Pagina:WitteHeinrichFlora1868.djvu/161

Uit Wikisource
Deze pagina is proefgelezen
 

DELPHINIUM FORMOSUM. Hort.

Nat. Familie: RANUNCULACEÆ.

Klasse en Orde van LINNÆUS:

POLYANDRIA TRIGYNIA (Veelmannige-Driewijvige)[1].

 

 

Ik moet beginnen met te zeggen dat zoowel de teekenaar als de lithograaf hun best gedaan hebben om eene zooveel mogelijk natuurgetrouwe afbeelding dezer bloemen te leveren; maar, hoewel onze plaat voldoende is om daarvan eene vrij goede voorstelling te geven, is ze toch nog ver beneden de werkelijkheid. Vooreerst toch moesten wij eene betrekkelijk kleine tros uitkiezen, wijl de grootere te sterk in afzonderlijke trossen vertakt waren, waardoor zulk een bloemwijze het voorkomen eener groote, breede pluim verkreeg, terwijl ook de kleur dien gloed mist, welke aan deze bloemen zooveel schoonheid geeft.

Deze plant behoort tot het geslacht der Riddersporen, waarvan men schier in elken tuin vertegenwoordigers aantreft, te meer daar enkele ervan tot de éénjarige, de zaadgewassen dus, behooren, terwijl andere, waaronder ook deze, overblijvend zijn.
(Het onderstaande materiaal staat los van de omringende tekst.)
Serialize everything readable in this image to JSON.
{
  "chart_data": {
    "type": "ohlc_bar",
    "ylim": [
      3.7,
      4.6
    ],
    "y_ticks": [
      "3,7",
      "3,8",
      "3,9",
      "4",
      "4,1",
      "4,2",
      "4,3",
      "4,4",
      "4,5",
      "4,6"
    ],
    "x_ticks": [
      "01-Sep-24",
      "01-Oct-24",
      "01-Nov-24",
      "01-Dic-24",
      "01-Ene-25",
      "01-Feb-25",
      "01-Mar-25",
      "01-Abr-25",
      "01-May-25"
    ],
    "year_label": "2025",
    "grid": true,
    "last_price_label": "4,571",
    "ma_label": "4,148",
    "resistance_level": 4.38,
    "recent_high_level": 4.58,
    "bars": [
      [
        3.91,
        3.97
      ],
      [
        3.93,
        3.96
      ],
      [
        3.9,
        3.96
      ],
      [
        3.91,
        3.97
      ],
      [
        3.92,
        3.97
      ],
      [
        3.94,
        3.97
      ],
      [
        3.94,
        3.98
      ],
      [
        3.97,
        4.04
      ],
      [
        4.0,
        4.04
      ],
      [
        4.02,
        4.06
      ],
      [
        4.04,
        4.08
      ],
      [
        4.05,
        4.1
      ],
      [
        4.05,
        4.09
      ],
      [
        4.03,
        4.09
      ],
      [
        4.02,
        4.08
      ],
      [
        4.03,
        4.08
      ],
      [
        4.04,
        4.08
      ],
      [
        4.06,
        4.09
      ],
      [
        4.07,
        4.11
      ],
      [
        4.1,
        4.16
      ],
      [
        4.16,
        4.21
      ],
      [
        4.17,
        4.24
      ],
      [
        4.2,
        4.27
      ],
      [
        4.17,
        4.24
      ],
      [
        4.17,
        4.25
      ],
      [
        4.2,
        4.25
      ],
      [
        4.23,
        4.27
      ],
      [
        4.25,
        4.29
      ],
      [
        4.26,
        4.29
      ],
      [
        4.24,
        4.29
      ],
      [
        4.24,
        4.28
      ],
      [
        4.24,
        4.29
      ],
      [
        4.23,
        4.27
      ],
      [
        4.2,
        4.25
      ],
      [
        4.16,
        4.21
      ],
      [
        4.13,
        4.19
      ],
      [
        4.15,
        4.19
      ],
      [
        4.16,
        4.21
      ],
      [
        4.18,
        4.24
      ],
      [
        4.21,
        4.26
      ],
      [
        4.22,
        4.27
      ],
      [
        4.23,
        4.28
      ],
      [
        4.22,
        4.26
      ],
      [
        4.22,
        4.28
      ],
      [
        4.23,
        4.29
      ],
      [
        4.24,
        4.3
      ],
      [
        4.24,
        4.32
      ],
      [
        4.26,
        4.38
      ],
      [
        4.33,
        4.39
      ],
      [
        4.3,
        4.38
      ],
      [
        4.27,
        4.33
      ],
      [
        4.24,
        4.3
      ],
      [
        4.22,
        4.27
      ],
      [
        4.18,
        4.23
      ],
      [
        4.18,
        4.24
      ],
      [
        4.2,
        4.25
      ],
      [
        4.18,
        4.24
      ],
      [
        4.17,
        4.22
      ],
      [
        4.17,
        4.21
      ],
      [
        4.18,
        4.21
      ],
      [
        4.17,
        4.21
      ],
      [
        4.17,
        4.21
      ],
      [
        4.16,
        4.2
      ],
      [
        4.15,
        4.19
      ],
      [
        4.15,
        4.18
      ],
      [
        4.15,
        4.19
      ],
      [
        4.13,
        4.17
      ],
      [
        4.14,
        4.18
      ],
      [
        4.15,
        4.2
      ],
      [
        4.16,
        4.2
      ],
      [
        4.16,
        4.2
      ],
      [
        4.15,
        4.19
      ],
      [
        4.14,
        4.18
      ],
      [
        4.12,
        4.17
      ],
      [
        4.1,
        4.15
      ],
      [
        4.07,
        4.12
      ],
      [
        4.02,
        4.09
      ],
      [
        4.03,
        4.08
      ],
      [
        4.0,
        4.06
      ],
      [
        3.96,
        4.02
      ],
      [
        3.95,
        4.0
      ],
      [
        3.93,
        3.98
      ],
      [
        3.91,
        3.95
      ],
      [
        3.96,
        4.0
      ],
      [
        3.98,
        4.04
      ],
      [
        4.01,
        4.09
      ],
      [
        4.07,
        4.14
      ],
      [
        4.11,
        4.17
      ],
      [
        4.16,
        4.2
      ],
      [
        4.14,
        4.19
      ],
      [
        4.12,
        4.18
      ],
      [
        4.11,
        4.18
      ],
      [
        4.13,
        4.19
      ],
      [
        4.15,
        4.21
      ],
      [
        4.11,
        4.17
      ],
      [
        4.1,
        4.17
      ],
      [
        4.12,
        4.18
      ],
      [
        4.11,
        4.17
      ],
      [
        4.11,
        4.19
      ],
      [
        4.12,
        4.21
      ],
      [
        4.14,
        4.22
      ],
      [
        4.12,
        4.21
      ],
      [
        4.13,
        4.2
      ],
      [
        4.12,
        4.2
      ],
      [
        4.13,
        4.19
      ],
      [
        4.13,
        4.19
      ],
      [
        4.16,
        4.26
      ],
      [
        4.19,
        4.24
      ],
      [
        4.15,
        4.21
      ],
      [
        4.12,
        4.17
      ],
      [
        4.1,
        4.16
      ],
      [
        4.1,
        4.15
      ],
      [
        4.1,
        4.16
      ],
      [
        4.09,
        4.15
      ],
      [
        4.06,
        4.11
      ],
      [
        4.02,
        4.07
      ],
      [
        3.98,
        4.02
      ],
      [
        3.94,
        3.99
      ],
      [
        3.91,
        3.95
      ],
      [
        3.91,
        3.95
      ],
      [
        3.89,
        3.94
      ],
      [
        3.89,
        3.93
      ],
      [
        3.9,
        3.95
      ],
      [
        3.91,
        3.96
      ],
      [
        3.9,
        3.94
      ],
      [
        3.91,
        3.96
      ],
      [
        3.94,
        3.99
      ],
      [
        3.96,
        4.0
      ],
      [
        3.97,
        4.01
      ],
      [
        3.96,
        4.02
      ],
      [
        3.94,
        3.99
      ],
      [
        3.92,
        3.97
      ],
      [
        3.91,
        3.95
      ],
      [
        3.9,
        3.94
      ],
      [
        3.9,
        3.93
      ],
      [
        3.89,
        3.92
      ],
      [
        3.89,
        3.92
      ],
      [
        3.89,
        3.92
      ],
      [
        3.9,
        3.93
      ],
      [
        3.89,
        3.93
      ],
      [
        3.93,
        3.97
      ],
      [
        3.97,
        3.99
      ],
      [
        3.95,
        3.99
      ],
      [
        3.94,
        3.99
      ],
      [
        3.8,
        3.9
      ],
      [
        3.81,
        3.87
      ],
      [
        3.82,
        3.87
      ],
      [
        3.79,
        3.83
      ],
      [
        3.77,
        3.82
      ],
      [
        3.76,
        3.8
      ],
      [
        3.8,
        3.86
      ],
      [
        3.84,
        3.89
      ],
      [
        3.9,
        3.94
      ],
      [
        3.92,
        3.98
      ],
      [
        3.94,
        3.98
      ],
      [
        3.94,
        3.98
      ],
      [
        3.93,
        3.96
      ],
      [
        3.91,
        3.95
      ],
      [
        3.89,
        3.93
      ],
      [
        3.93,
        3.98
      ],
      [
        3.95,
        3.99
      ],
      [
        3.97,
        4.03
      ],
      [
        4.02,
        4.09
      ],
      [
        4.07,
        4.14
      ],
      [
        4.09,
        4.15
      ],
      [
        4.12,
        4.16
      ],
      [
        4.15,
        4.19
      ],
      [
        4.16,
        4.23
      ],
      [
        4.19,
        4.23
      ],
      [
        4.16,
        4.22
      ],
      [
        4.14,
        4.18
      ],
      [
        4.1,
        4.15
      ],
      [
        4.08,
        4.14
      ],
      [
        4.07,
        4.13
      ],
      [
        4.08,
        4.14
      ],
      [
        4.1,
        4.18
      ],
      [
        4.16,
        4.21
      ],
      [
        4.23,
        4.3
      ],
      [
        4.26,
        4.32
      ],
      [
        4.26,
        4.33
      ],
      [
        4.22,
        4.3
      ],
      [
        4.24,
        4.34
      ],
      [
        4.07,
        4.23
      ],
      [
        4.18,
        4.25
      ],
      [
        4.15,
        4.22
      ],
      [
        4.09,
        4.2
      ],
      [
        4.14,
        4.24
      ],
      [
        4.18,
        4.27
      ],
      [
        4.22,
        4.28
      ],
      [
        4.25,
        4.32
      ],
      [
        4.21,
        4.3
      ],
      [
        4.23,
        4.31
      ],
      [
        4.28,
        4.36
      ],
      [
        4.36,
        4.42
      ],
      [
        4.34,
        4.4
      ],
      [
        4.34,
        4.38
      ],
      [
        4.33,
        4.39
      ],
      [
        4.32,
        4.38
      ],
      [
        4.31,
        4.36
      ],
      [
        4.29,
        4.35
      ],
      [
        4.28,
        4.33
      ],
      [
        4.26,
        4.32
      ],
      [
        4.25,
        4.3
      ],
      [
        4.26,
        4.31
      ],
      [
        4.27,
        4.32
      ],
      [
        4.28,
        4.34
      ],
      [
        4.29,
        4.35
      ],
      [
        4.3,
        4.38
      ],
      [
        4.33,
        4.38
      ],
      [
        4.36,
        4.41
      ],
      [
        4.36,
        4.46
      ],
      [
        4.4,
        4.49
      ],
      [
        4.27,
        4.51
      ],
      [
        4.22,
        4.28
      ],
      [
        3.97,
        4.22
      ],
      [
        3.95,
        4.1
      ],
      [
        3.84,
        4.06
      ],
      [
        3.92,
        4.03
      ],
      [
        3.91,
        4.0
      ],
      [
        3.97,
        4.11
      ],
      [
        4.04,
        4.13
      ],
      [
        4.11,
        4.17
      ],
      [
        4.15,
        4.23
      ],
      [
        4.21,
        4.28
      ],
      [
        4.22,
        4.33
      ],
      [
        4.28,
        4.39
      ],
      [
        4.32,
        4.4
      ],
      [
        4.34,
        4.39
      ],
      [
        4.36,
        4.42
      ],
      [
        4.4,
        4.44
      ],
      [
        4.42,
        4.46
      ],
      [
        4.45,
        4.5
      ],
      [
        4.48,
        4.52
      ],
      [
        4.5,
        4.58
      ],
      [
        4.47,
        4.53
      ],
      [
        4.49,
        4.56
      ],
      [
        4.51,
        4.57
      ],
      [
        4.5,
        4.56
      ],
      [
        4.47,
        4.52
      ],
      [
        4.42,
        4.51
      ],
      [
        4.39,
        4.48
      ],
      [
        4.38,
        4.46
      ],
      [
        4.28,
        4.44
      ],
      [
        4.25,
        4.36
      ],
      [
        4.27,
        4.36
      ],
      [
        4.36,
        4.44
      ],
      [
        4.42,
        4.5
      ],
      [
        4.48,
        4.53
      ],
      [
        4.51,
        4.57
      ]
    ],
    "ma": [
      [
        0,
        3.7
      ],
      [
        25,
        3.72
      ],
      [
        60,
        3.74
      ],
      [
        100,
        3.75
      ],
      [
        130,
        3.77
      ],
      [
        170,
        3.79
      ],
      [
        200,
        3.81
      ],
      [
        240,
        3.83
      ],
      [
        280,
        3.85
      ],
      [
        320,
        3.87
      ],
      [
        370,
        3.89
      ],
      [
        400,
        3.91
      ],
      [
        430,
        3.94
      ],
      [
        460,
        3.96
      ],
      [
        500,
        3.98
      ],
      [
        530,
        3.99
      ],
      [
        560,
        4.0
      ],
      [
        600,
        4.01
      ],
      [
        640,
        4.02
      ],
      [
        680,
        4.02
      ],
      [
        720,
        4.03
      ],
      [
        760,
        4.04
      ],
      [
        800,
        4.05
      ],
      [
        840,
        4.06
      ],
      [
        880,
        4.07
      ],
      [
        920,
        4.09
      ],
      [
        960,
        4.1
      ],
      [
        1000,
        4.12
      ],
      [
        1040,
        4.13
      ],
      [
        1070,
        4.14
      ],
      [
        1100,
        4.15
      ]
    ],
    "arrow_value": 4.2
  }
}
Van de eerste treft men 't meest algemeen de gewone Ridderspoor (Delphinium Ajacis) aan, en wel inzonderheid die lagere gevuldbloemige variëteit, die men, om de overeenkomst van hare bloemtrossen met die der Hyacinten, de Hyacintbloemige R. (D. Ajacis Hyacinthiflorum) noemde. Een aantal planten van deze verscheidenheid, in verschillende kleuren, op een niet te groot bed, geeft, te meer wijl die planten niet meer dan een voet hoogte bereiken, ongemeen veel voldoening.


  1. Zie de noot onder blz. 25. De orde der Driewijvige wijst op drie stijlen.